Through the years, or at least since the dawning of flight, man has tried to build flying machines that are more and more creative. Some of these have had amazing runs, like the B-17 Bomber, which was a World War II era plane, that still flies today. Others, like the Hindenburg, went down in a ball of flames. I don’t think it’s usually easy to predict which ones will succeed and which ones won’t. I seriously doubt that people would have predicted that the Concord would ever have the problems it had, or that the Goodyear Blimp would prove successful, where the Hindenburg failed. Sometimes, it’s all about finding yourself with just the right set of components, or making just one slight mistake…and sometimes, the mistake is more obvious.
The Hindenburg disaster, which occurred on this day, May 6, 1937, was probably the worst slight mistake in history. The Hindenburg was Germany’s version of the most luxurious way to fly in existence at that time. It was over 800 feet long and with its state of the art Mercedes Benz engine, it flew at 85 miles per hour, and had a range of 8,000 miles. The Hindenburg carried 97 passengers, and made ten successful ocean crossings the year before the disaster. It was Germany’s Nazi government’s symbol of national pride, but it held a secret mistake that, on May 6, 1937, exploded into one of Germany’s biggest failures.
The Hindenburg was filled with seven million cubic feet of Hydrogen. The Germans used Hydrogen because of its maneuverability, even though Helium would have been much safer. The Hindenburg was supposed to arrive in New Jersey at 5:00am on that fateful day, but bad weather delayed its arrival until the later afternoon. Even then, the weather was not ideal. Rain further delayed the docking at Lakehurst. When they were finally cleared to dock, Captain Max Pruss brought the ship in too fast and had to order a reverse engine thrust. At 7:20pm a gas leak was noticed. Within minutes, the tail blew up, sending flames hundreds of feet in the air and as far down as the ground below.

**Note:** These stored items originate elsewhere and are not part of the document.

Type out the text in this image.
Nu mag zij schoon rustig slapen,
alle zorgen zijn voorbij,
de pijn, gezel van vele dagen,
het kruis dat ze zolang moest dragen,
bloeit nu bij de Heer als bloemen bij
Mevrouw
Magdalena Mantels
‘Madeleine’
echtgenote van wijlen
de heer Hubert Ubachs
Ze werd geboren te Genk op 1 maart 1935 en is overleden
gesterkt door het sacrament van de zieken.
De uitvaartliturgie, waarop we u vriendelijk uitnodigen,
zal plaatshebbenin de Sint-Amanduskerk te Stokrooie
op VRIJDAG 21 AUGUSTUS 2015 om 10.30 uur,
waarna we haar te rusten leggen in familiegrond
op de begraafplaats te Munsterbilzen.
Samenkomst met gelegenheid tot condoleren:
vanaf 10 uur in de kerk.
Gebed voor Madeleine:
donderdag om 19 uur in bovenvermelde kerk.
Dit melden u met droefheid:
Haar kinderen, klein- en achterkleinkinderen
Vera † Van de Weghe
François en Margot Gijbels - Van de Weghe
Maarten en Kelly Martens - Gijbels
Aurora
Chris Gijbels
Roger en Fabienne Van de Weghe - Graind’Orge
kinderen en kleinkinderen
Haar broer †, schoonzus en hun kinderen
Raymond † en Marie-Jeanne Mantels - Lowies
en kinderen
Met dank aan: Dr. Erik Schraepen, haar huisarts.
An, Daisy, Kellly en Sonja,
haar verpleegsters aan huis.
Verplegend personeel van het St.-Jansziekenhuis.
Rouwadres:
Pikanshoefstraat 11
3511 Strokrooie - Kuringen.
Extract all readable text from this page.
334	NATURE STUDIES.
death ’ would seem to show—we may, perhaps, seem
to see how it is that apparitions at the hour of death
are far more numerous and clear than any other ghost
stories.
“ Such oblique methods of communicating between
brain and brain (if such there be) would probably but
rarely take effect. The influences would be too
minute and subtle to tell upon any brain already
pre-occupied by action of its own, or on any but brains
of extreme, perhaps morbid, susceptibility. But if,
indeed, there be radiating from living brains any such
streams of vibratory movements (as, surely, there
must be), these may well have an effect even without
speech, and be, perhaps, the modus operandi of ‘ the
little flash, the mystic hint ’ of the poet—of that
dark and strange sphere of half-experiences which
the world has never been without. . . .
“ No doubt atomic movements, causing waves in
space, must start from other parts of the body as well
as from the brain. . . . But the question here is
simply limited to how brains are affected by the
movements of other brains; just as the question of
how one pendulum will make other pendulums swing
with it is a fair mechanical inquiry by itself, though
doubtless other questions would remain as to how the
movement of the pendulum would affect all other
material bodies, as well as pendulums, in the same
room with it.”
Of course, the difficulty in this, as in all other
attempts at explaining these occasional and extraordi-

The chain reaction that followed caused the entire vessel to burst into flames. There were nearly 1,000 spectators awaiting the arival, who could feel the heat of the fire from a mile away. Those on the Hindenburg tried to jump. Some tried to jump to the docking cables, and when they fell, they were killed or critically injured. Others tried to jump as they got closer to the ground. Many were critically burned. In all 36 people lost their lives, while 56 managed to survive. Probably the main reason this crash has stayed in the minds of people over the years is that there were so many cameras to document the event. The photographs have become well known. Announcer Herbert Morrison, on WLS radio gave an unforgettably harrowing live account of the disaster, “Oh, oh, oh. It’s burst into flames. Get out of the way, please . . . this is terrible . . . it’s burning, bursting into flames, and is falling . . . Oh! This is one of the worst . . . it’s a terrific sight . . .oh, the humanity.” This truly was a disaster of monumental proportion, and it will never be forgotten.